The most recent foray into the realm of COVID-19 scoring systems is the “PEGALUS” score of Borio et al. [11]. Developed in Italy, this scoring system is intended to predict death and/or orotracheal intubation within 30 days among Emergency Department patients, based on the study of 230 COVID-19-positive patients, 21.5% of whom went on to either or both of these endpoints. Although not specifically stated as an exclusion, the study does not appear to have included children. The scoring system includes points for: age 65 or more (yes/no); PO2/Fi O2 ratio (in one of four groups); PCO2 < 35 mmHg (yes/no); duration of symptoms < 7 days (yes/no); and visual Lung Ultrasound Score (LUSS) pattern (in one of four groups). The LUSS pattern component is based on bedside point of care ultrasound (POCUS) in the Emergency Department, and is a refinement of several earlier LUSS studies [12,13,14,15]. It is itself a novel scoring system, using protocolized POCUS scanning of twelve lung regions, with a score of 0–3 points being assigned to each region, based on severity of disease. Each region’s points are then totaled, and patients with point totals within specified ranges are allocated to LUSS pattern 1, 2, 3, or 4; patterns are then converted to points on the PEGALUS score. Total PEGALUS scores range from 0 to a possible maximum of 21.5, with worse scores corresponding to worse prognoses. PEGALUS scores < 7 were strongly associated with good outcomes, while those > 11 were strongly associated with adverse outcomes. Thus, PEGALUS identified both high-risk and low-risk patient populations, as well as a mid-range group. The authors suggest that patients with PEGALUS scores < 7 may be safely managed at home, those with scores of 7–11 undergo additional evaluation, and those with scores > 11 be rapidly hospitalized, perhaps in an intensive care unit setting.

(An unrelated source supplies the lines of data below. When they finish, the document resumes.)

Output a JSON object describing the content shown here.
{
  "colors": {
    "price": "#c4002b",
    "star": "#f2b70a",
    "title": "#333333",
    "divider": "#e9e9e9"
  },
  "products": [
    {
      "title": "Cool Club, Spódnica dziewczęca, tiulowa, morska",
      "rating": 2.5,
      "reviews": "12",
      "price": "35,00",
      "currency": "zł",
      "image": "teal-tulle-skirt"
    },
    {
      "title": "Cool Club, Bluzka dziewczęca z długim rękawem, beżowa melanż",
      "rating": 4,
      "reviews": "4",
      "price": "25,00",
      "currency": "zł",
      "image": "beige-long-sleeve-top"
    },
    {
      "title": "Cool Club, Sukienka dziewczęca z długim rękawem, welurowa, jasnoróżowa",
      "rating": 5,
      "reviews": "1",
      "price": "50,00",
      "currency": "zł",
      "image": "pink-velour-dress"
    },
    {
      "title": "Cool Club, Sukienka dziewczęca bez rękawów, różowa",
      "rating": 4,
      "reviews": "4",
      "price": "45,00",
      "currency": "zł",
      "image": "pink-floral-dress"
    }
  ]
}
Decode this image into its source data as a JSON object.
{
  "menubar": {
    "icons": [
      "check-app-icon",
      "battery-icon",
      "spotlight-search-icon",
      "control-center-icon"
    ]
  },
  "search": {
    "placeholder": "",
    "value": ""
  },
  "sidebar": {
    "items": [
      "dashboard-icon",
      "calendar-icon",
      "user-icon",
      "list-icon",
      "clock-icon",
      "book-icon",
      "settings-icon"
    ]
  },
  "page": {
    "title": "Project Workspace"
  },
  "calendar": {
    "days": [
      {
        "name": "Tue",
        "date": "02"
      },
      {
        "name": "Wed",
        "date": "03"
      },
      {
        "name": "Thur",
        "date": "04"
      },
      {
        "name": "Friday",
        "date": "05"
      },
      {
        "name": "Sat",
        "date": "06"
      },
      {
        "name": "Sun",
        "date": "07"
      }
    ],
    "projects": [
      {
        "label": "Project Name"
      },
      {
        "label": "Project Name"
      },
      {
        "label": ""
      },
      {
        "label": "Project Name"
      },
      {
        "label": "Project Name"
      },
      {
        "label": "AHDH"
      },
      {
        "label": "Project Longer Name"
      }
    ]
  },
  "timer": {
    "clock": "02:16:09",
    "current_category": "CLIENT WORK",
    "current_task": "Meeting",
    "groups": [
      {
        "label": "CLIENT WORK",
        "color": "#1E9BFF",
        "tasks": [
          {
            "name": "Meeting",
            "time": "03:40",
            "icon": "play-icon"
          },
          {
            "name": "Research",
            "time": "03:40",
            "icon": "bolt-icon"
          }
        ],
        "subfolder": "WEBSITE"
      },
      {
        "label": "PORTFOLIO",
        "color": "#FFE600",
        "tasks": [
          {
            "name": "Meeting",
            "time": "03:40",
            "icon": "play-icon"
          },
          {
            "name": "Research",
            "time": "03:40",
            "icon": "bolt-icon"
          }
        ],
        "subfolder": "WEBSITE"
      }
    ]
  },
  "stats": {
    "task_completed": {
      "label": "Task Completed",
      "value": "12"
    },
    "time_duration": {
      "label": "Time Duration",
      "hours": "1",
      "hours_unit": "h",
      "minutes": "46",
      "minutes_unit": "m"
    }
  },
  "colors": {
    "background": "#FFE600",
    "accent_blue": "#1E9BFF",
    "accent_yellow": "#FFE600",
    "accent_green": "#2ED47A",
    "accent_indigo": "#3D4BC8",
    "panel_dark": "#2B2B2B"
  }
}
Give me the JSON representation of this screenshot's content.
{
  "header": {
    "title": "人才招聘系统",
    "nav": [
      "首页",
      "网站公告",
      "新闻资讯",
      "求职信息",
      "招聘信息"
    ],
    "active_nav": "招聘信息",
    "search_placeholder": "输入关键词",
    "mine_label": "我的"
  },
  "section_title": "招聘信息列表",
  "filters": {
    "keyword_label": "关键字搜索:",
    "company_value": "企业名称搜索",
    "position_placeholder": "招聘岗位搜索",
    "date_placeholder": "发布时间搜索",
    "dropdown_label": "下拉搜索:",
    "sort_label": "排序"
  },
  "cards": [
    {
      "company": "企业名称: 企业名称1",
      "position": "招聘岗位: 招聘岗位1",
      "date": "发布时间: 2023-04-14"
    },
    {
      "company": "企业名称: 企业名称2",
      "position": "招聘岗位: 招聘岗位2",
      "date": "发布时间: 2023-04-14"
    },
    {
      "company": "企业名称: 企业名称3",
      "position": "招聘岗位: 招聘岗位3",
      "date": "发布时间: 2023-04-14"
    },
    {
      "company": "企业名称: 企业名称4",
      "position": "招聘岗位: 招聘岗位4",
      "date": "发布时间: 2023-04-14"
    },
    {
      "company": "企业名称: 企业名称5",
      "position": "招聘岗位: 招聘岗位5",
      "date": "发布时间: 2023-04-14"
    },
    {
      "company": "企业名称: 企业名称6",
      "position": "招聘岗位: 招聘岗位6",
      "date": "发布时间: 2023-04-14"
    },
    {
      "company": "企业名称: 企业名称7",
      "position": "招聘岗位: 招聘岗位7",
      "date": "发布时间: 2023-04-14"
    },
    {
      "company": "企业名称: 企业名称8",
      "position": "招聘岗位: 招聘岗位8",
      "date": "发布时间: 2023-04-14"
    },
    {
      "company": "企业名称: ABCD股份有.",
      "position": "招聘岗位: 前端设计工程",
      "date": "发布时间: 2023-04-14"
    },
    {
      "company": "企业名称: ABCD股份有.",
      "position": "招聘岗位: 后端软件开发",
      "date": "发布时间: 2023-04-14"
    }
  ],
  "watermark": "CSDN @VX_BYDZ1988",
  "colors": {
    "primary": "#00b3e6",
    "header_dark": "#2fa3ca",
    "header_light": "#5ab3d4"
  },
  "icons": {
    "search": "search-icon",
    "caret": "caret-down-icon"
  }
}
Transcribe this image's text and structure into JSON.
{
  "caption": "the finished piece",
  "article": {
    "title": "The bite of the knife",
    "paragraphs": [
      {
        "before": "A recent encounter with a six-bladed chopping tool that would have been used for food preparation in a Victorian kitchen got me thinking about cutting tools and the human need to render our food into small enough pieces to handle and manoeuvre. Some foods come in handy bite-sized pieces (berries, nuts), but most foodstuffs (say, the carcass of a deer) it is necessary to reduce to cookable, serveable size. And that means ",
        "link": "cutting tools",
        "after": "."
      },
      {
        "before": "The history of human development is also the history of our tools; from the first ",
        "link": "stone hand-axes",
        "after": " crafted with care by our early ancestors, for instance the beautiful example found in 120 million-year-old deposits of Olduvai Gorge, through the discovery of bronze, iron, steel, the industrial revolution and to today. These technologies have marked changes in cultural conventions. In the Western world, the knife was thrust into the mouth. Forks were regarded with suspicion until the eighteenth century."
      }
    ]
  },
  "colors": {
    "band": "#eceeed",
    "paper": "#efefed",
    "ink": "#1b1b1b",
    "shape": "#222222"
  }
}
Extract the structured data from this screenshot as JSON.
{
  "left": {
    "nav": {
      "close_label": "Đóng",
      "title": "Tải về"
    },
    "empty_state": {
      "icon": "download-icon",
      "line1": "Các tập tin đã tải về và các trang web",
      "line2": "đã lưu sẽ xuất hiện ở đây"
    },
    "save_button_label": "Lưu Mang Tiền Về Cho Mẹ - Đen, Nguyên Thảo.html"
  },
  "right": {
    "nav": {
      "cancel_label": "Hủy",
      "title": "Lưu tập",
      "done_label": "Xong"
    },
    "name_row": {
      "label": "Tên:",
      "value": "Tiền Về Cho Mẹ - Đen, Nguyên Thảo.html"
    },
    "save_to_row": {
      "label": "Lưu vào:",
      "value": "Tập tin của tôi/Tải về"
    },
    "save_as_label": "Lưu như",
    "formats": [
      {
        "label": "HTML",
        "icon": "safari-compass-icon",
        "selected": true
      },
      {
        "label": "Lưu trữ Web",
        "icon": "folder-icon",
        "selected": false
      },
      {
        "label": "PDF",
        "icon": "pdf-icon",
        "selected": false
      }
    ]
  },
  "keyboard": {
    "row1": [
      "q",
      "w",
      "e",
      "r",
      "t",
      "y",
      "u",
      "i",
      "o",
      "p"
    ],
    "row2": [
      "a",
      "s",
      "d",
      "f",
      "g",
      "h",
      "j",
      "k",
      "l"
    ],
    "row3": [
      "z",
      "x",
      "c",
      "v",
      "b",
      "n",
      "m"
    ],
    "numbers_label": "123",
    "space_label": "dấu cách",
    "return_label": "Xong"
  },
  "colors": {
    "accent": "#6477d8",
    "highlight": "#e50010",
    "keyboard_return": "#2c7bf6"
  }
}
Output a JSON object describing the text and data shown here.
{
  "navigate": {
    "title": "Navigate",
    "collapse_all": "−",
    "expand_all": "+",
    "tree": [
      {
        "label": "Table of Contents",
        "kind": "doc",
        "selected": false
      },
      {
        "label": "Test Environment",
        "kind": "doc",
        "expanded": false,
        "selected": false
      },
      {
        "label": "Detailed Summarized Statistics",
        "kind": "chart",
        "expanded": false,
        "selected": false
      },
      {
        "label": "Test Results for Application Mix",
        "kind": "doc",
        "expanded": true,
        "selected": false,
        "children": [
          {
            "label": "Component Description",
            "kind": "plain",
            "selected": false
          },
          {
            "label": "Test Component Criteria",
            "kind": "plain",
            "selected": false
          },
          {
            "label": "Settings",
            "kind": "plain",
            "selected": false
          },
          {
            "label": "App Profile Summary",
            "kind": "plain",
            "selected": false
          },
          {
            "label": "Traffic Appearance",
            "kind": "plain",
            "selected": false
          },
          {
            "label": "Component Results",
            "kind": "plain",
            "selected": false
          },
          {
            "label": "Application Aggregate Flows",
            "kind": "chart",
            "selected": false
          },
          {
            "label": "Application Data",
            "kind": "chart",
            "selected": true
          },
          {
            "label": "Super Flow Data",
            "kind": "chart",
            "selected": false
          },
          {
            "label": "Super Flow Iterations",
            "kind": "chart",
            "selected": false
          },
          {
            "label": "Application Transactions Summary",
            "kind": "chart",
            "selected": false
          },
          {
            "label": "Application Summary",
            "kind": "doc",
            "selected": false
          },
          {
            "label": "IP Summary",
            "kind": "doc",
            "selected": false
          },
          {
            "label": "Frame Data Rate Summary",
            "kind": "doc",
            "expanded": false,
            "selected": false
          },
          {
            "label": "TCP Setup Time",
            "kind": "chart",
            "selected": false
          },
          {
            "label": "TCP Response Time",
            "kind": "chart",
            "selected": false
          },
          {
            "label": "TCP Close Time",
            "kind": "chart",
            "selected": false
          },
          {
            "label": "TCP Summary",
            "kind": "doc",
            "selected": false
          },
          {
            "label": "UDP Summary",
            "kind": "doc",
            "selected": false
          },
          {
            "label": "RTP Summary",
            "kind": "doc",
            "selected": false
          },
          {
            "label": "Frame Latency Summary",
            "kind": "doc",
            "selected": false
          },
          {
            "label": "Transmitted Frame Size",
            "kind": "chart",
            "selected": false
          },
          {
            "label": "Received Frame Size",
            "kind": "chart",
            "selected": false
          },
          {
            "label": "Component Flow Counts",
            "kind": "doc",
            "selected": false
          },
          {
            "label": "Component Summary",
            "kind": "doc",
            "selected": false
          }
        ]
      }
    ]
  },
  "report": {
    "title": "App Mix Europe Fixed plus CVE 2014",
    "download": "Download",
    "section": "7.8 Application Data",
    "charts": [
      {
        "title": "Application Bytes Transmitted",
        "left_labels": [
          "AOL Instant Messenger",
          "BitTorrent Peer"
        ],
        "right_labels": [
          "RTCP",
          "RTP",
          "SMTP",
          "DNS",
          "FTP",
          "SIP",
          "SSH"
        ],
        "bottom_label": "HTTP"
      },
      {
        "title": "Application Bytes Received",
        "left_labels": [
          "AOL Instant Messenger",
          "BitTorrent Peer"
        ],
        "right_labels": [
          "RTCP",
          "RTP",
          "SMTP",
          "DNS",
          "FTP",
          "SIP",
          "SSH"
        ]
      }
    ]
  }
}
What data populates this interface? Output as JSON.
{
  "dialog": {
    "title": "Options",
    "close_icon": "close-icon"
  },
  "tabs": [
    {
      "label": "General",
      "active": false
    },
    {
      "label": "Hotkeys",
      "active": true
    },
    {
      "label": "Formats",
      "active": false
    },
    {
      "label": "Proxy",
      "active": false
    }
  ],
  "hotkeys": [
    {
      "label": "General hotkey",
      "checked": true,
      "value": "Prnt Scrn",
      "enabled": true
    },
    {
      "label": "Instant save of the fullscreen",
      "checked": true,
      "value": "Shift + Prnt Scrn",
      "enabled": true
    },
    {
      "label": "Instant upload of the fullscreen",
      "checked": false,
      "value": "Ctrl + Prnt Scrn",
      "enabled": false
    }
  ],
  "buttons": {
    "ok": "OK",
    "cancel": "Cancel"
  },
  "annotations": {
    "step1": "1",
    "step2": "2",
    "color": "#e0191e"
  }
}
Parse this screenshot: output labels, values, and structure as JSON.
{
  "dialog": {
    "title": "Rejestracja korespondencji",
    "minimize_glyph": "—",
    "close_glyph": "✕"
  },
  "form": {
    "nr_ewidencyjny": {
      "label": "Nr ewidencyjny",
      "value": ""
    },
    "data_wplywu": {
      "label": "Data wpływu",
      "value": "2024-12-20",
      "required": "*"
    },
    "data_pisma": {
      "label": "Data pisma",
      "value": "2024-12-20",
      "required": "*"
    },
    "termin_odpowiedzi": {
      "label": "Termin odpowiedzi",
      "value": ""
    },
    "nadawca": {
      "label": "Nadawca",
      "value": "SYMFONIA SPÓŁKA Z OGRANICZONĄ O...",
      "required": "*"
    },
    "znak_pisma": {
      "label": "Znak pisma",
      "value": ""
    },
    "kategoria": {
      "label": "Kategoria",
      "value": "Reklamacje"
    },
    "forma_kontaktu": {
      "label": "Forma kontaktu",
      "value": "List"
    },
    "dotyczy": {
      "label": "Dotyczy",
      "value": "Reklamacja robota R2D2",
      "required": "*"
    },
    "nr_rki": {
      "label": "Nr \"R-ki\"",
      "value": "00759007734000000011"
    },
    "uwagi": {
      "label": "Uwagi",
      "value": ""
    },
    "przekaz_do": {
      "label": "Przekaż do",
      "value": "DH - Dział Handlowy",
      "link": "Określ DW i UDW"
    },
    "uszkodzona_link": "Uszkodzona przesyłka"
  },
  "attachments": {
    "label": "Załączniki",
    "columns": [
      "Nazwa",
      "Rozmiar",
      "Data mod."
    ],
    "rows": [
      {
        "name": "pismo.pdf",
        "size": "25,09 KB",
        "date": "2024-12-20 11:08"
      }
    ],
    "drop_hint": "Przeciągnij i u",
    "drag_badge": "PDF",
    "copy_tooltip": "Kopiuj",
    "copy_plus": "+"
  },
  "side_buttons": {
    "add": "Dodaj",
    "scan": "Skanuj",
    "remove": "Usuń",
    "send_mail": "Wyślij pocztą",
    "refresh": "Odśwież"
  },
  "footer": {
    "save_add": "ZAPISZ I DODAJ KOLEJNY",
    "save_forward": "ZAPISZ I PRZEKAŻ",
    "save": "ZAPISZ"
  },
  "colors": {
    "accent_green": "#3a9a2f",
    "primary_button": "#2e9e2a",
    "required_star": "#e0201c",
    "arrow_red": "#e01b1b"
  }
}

The PEGALUS scoring system has pros and cons. It uses data that are readily obtained in an Emergency Department setting: demographics, duration of symptoms, COVID-19 testing, blood gas results, and findings from POCUS, the use of which is rapidly becoming common in the Emergency Department setting. The area under the curve (AOC) for the Receiver-Operator Characteristic (ROC) curve, for the PEGALUS score was strong, at 0.866. Readers practicing in Italy may be especially interested in using a score derived in the same country. And, of course, the very name PEGALUS is inspiring! However, the process of using POCUS to determine LUSS for each of twelve regions, totaling the scores to convert them into a LUSS pattern group, then assigning PEGALUS points based on that pattern group, is somewhat cumbersome. While a patient’s COVID-19 vaccination status may alter the importance of clinic-demographic variables included in PEGALUS, vaccination history is not considered in the scoring system. Although the system has good predictive power as retrospectively derived, specifically for adult patients, there has not been a corresponding prospective or validation study in another patient population to test its generalizability.

The intersection of the age of the EMR with the COVID-19 pandemic has given us unprecedented opportunities to rapidly develop prediction models specific for infection by this single virus. The PEGALUS score may represent a genuine advance in Emergency Department-based care of the adult COVID-19 patient. Further, as the authors point out, the PEGALUS score may also work well in understanding other forms of interstitial pneumonia [11]. The PEGALUS score must, however, undergo additional validation study before being widely adopted. As COVID-19 infection and its management evolve with changing immunization science, changing predominance of viral strains, improved viral detection and supportive care methods, and changing societal factors, we will need to continually re-test and refine this and all other COVID-19-specific predictive patient scoring methods. Perhaps there will be a PEGALUS-2 score in the future! What we learn through development of clinical scoring systems will certainly inform us about creating and maintaining patient predictive scores during the data-rich, high stakes pandemics of the future.